Publié le Dimanche 14 décembre 2008 à 20h06.

NOS VALEURS

Soumis par Anonyme (non vérifié) le dim 14/12/2008 - 20:06

Image retirée.           NOS VALEURS

 

Nos valeurs sont révolutionnaires :

- Le partage .Nous pensons que l’échange et la valorisation collective des idées individuelles comme des actes, permet de multiplier, décupler les résultats. Dans l’absolu du développement de cette valeur, un « partagisme » pourrait succéder au « socialisme ». On peut imaginer dans la société nouvelle, pour le partage : un droit, un devoir, une propriété partagée…

-   L’égalité. Dans un monde de plus en plus inégalitaire, le premier résultat de l’action révolutionnaire doit se traduire par une diminution des inégalités entre personnes. Nous voulons restaurer l’égalité des droits et des devoirs, l’égalité de l’accès à la santé, à la culture, aux besoins fondamentaux,etc… parce que nous voulons l’épanouissement du plus grand nombre, et non d’une poignée d’individus au détriment des autres…
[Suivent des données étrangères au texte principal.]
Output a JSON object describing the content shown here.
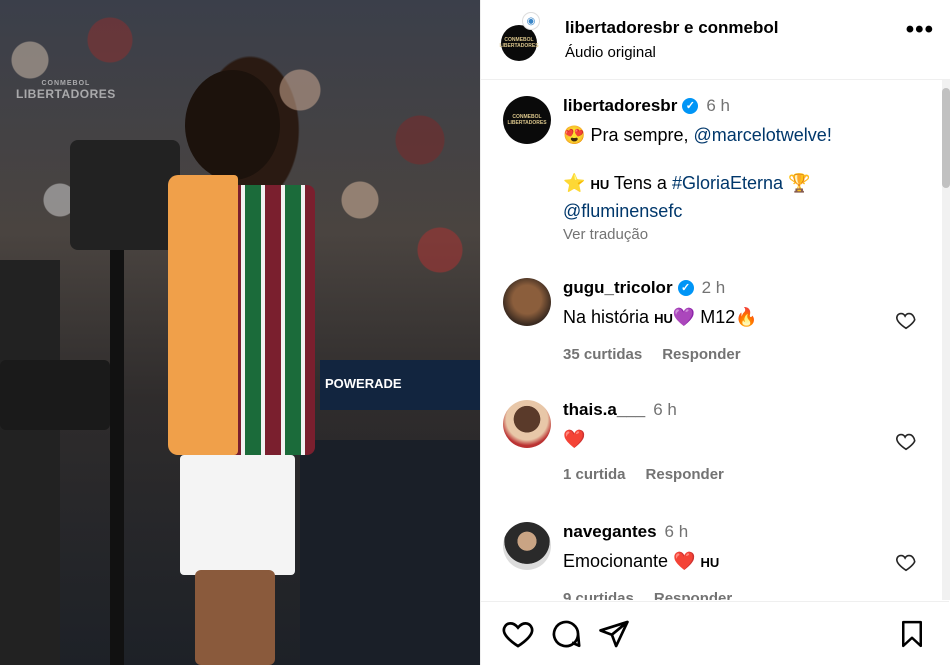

-  L’entraide. Nous voulons développer la réciprocité des échanges, le don de biens ou de services, sans échange d’argent ou rétribution ou étalon de valeur…

-  La fraternité. Comme Lamartine* qui le premier l’a apposé aux frontons de nos mairies, nous voulons développer des liens de solidarité, d’amitié fraternelle, la générosité contribuant à l’harmonie

-  La liberté reste une valeur tant que l’homme restera menacé de soumission ou servitude par la société, ensuite elle rejoindra les besoins fondamentaux dès que l’homme ne se sentira plus agressé…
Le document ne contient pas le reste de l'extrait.